Expat interest in South Africa drives rental market

Posted on 03 Dec, 2015

Expats are reporting that a shortage in rental apartments in Cape Town has meant that accommodation in the city is becoming more expensive. This is also the case in Zurich claims a global property rental index.

Both Cape Town and Zurich are home to some of the more expensive rental apartments in the world states the survey released by real estate giant Knight Frank, but the South African exchange rate still makes even the most expensive apartment affordable for the expat. Cape Town and Zurich have experienced rent hikes of 10.2% and 8.3% respectively while Knight Frank’s overall prime rental index has risen by only 0.2% in the past year, but this figure hides considerable variations depending on location.

The company’s statistics reveal that on a regional basis, Africa and Europe recorded the strongest rise in prime rents while in Moscow prime rents are 11% lower year on year in the second quarter of 2015. The index report also says that restrictions on foreign buyers in Zurich and Hong Kong are propping up rental demand.

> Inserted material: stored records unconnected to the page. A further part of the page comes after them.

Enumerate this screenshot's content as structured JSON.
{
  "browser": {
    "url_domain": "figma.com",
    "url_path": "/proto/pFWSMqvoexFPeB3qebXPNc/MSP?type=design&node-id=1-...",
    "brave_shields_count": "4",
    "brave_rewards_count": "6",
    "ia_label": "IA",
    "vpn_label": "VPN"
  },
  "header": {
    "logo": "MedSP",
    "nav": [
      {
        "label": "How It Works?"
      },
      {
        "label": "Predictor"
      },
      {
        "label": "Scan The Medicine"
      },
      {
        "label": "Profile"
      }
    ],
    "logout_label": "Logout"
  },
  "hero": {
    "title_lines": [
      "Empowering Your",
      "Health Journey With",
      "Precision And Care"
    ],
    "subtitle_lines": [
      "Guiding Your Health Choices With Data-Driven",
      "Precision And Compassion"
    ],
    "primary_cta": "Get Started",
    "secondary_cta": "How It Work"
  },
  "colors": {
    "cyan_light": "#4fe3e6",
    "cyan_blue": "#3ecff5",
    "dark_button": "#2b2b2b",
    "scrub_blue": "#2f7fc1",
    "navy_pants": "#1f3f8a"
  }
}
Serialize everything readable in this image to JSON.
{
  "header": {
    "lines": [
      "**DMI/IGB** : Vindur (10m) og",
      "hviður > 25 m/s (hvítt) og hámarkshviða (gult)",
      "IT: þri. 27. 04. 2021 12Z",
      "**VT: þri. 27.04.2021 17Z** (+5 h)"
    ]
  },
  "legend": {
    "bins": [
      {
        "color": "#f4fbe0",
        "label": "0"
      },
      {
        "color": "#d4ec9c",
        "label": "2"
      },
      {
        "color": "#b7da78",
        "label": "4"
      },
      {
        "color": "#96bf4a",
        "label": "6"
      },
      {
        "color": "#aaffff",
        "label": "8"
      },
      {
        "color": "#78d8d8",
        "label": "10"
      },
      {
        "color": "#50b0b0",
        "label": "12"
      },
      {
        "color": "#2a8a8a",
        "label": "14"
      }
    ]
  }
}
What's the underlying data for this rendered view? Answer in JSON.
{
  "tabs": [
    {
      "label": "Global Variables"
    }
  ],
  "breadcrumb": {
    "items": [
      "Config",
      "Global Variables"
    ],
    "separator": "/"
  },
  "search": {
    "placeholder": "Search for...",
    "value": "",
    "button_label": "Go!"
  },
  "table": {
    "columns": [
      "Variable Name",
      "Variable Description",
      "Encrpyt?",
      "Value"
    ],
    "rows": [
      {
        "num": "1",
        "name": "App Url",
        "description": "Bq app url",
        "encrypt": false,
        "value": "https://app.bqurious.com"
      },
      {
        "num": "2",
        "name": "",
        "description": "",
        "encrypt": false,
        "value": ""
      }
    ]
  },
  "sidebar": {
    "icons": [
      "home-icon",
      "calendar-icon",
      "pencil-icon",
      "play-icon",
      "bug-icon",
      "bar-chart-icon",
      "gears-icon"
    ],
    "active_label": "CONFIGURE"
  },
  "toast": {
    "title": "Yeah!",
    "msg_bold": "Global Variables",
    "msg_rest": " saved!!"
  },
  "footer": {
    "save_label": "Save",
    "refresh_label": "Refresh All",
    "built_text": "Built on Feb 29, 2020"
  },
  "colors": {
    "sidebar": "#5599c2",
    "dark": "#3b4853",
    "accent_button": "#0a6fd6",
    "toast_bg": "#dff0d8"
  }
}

Despite the index’s muted growth, 10 of the 18 cities tracked by the index saw rents rise during the 12 months to June 2015.

Cape Town leads the rankings with prime rents ending the year to June 10.2% higher. A shortage of rental stock coupled with the introduction of tighter credit regulations has led to a spike in demand as potential home buyers find themselves having to look for rental accommodation instead remarked Kate Everett-Allen, a partner in Knight Frank’s residential research team.

“Although sales markets in cities such as Singapore, London and Nairobi are pausing for breath, in most cases due to policy intervention be it via taxes or mortgage regulation, the commonly held perception that prime rental markets will, in contrast, start to accelerate isn’t holding true,” said Everett-Allen.

“Instead, the performance of our Prime Global Rental Index closely mirrors global GDP and with sluggish growth considered the new normal the heady days of 5% annual growth look unlikely to be repeated for some time.”

She explained that this is good news for high end residential tenants, in particular those relocating to the United States where the strong dollar could be mitigated by slower rental growth.

This trend is impacted by the fact that some industry role players are preparing for a 45% increase of global multinationals expected to commit to international assignments. This figure rises to 54% amongst those with headquarters in the US.

“A stronger dollar means US companies are expanding once again, to some extent filling the void left by the retraction of emerging markets in recent years,” Everett-Allen said.